Wednesday, December 7, 2005

Solomon

I haven't really been all that interested in following the Solomon case with the SCOTUS, but stumbled across an article about it in the Harvard Crimson. At issue are schools First Amenedment protection where federal funding and military recruiting is concerned. The Solomon Amendment says that if you take ferderal funds, you have to allow military recruiting on campus. Harvard requires all recruiters to sign an anti discrimination pledge, which includes gays, something the military can not sign... so they are not allowed to recruit, so the feds pull the money.
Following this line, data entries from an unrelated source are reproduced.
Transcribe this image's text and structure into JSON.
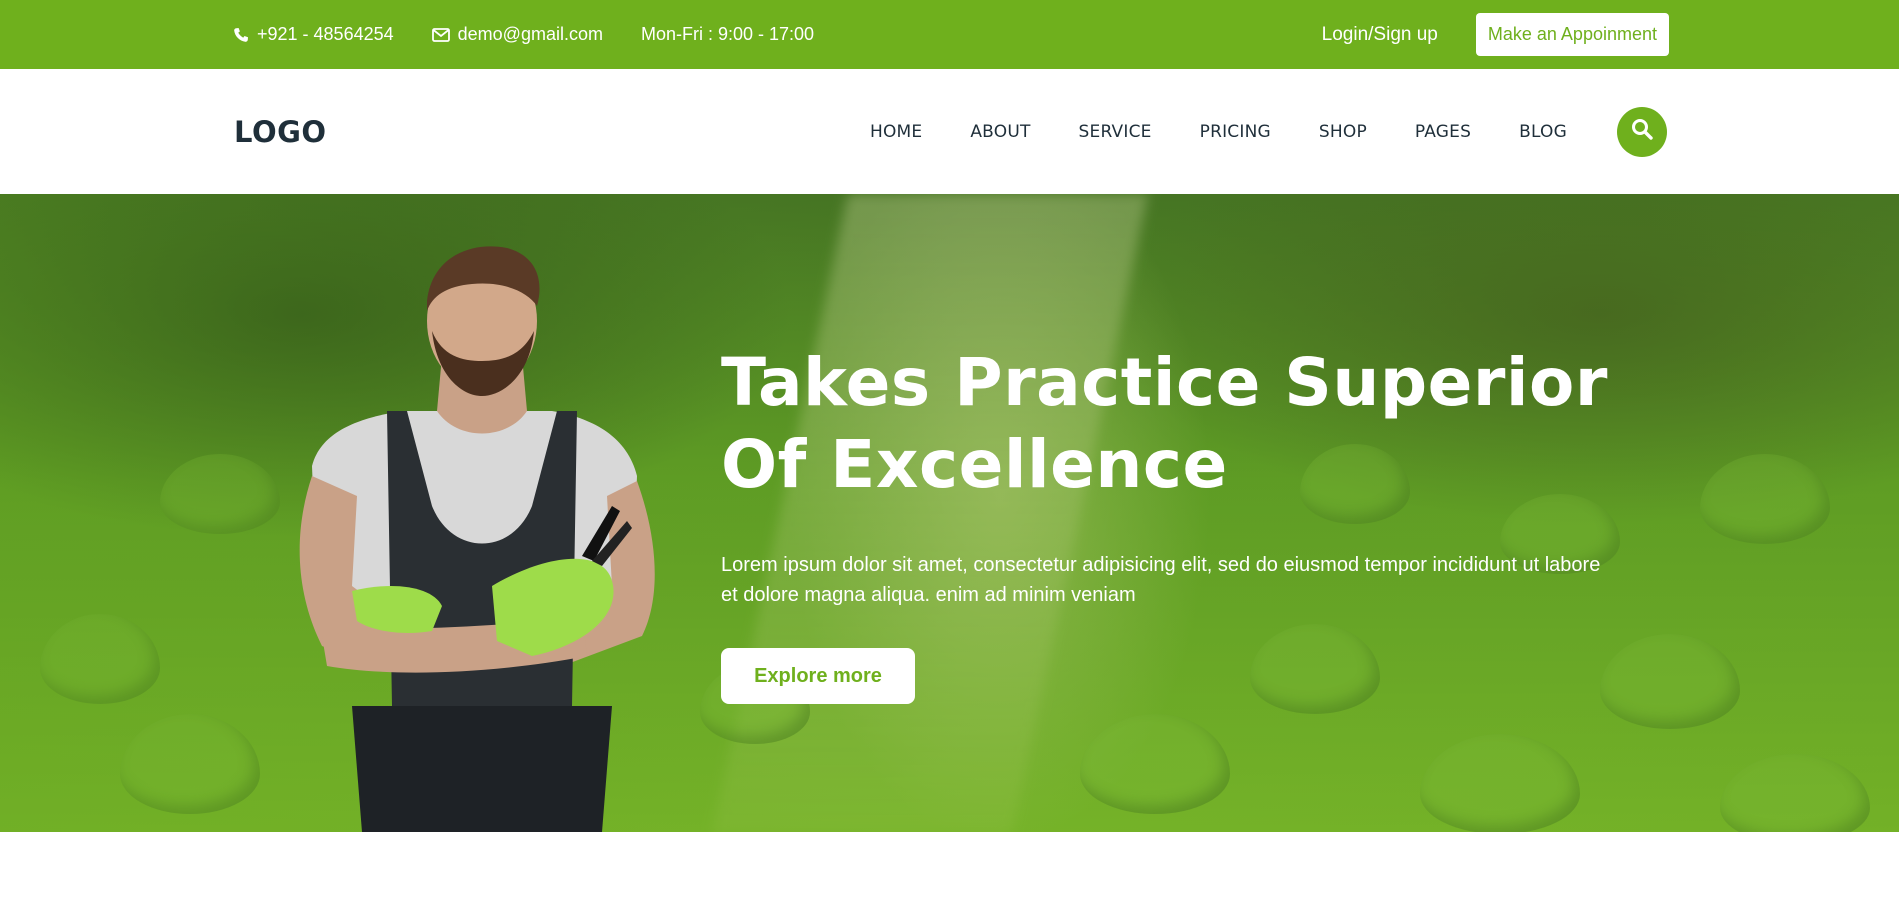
{
  "topbar": {
    "phone": "+921 - 48564254",
    "email": "demo@gmail.com",
    "hours": "Mon-Fri : 9:00 - 17:00",
    "login_label": "Login/Sign up",
    "appointment_label": "Make an Appoinment"
  },
  "navbar": {
    "logo": "LOGO",
    "items": [
      "HOME",
      "ABOUT",
      "SERVICE",
      "PRICING",
      "SHOP",
      "PAGES",
      "BLOG"
    ]
  },
  "hero": {
    "title_line1": "Takes Practice Superior",
    "title_line2": "Of Excellence",
    "text_line1": "Lorem ipsum dolor sit amet, consectetur adipisicing elit, sed do eiusmod tempor incididunt ut labore",
    "text_line2": "et dolore magna aliqua. enim ad minim veniam",
    "cta_label": "Explore more"
  },
  "colors": {
    "brand_green": "#6fb01d",
    "dark_text": "#1f2f3a",
    "white": "#ffffff"
  },
  "icons": {
    "phone": "phone-icon",
    "email": "envelope-icon",
    "search": "search-icon"
  }
}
There are a number of interesting little tidbits in here... it's interesting to me that 6 of the 9 Justices on the Supreme Court went to law school at Harvard. I also found it interesting that ustice Roberts would make a salient point.
Chief Justice John G. Roberts Jr. ‘76 then interjected, “The only reason that they don’t believe you is because you’re willing to take the money. You’re saying, ‘This is a message we believe in strongly, but we don’t believe in it to the penalty of $100 million dollars.’”

In fact, at Roberts’ alma mater, the penalty would be more than four times that figure for violating the Solomon Amendment. Facing Pentagon threats to block federal funding, Harvard Law School announced in October that it would again cooperate with military recruiters

Leading us to the most interesting (and frustrating) part: Harvard gets $400 MILLION a year from taxpayers? Why?